Er schüttelt den Kopf. Diese leise Stimme im Hinterkopf - sie ist viel zu präsent in letzter Zeit. Viel zu laut. Langsam nähert er sich dem Schrank mit dem Malzeug. Für neue Farbe - das ist eben noch sein Ziel gewesen. Es hat sich geändert. Zielstrebig greift er zu dem Glas mit den Skalpellen und anderen Modellierwerkzeugen. Er zieht eine der scharfen Klingen heraus, tritt wieder an das Bild heran und holt tief Luft, ehe er eine Faust um das Skalpell macht und es mit einem Ruck herauszieht. Sein Blut hebt sich viel zu deutlich von der bereits angetrockneten Farbe auf seiner Handfläche ab. Er bewegt die Finger, öffnet und schließt sie, bis er genug hat, um einen weiteren Strich über das Bild zu ziehen. Er wird trocknen. Wird so schwarz werden wie der Hintergrund, aber es spielt keine Rolle. Für die nächsten Augenblicke ist es das, was gefehlt hat. Nicht nur die Farbe, sondern auch die Essenz des Blutes. Er sinkt vor der Leinwand auf die Knie und behält die Hand an einer der helleren, dreckigen Stellen.

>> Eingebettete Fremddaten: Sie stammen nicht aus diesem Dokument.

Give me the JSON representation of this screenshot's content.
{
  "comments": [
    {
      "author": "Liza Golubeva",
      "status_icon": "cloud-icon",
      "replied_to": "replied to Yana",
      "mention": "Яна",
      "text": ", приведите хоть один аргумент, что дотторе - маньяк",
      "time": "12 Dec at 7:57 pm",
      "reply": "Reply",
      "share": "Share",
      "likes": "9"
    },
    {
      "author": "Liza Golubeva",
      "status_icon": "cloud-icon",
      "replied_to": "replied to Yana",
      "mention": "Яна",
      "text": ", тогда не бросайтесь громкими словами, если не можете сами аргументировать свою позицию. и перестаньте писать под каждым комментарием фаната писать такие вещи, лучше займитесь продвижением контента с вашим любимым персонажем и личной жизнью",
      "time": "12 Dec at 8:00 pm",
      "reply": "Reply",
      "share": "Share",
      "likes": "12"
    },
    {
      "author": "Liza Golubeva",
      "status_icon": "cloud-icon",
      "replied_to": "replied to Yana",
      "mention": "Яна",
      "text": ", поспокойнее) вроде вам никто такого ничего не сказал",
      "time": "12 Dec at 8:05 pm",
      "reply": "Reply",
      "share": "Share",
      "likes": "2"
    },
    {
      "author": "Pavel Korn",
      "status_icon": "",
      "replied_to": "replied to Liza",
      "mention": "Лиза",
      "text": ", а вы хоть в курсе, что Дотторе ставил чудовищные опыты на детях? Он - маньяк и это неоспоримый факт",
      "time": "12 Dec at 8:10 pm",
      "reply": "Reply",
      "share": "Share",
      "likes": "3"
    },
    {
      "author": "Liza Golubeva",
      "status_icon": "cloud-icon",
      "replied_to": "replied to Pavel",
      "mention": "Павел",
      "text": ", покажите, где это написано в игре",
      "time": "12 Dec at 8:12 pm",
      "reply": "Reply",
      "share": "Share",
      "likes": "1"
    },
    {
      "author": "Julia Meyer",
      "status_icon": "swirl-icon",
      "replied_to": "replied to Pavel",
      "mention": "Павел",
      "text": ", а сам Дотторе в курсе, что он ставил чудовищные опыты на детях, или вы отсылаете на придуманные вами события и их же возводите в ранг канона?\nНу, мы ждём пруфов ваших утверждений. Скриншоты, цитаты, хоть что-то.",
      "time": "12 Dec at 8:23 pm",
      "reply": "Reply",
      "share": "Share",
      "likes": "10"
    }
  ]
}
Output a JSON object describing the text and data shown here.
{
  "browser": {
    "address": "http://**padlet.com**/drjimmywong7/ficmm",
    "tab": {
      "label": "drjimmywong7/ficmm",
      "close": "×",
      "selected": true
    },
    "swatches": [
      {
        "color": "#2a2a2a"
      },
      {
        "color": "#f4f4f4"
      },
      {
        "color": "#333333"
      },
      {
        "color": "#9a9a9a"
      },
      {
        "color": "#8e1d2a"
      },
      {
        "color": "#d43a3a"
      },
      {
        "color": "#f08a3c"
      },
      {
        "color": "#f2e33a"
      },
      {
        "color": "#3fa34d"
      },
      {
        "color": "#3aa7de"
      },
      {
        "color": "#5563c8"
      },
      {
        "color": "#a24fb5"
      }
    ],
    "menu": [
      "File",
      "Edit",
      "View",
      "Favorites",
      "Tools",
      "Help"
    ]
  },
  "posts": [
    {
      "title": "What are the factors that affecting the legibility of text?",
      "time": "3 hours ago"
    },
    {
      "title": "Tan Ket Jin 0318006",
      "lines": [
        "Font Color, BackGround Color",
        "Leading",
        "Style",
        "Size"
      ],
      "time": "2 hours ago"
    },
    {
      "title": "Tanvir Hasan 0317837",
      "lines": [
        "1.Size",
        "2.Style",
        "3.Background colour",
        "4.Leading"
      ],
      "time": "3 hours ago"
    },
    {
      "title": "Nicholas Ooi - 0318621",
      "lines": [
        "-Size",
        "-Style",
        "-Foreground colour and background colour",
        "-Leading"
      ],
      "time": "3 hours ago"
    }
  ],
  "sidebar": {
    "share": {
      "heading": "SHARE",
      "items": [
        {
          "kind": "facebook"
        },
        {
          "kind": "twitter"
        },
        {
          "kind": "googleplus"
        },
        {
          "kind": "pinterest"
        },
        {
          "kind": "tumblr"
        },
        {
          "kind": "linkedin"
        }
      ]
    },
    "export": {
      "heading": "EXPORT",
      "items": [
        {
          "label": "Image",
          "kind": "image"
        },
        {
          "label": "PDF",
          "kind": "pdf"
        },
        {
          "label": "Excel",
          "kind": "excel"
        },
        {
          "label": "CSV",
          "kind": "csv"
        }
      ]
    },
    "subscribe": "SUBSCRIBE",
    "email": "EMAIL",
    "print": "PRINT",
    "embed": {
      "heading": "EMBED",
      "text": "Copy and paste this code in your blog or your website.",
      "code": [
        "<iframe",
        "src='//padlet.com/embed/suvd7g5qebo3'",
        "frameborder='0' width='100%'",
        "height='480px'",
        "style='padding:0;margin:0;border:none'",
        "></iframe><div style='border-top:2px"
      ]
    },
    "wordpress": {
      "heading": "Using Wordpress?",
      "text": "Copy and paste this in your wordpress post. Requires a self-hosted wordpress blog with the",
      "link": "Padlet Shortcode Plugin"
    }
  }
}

Du wirst dir eine Infektion holen …

Es ist ihm egal. Das wird ihn nicht umbringen. Er wird weiterleben - irgendwie. Irgendwann wird es aufhören. Dann wird er weitermachen wie vorher. Einzigartige Bilder malen, jede Nacht mit irgendjemand anderem in die Kiste steigen und vergessen, dass er tatsächlich einmal einen Menschen so nahe an sich herangelassen hat, dass es weh tut, nun allein zu sein.

Lächerlich …

Die Hand sinkt nach unten. Das Blut rinnt auf den Boden. Auch dort wird es trocknen und schwarz werden. Jeder wird es für Farbe halten und das geht in Ordnung. Sie werden das Bild sehen und es interpretieren, so wie es der Fremde zuvor getan hat. Aber niemand wird wissen, welchen Namen es trägt. Dieses Geheimnis wird er mit ins Grab nehmen.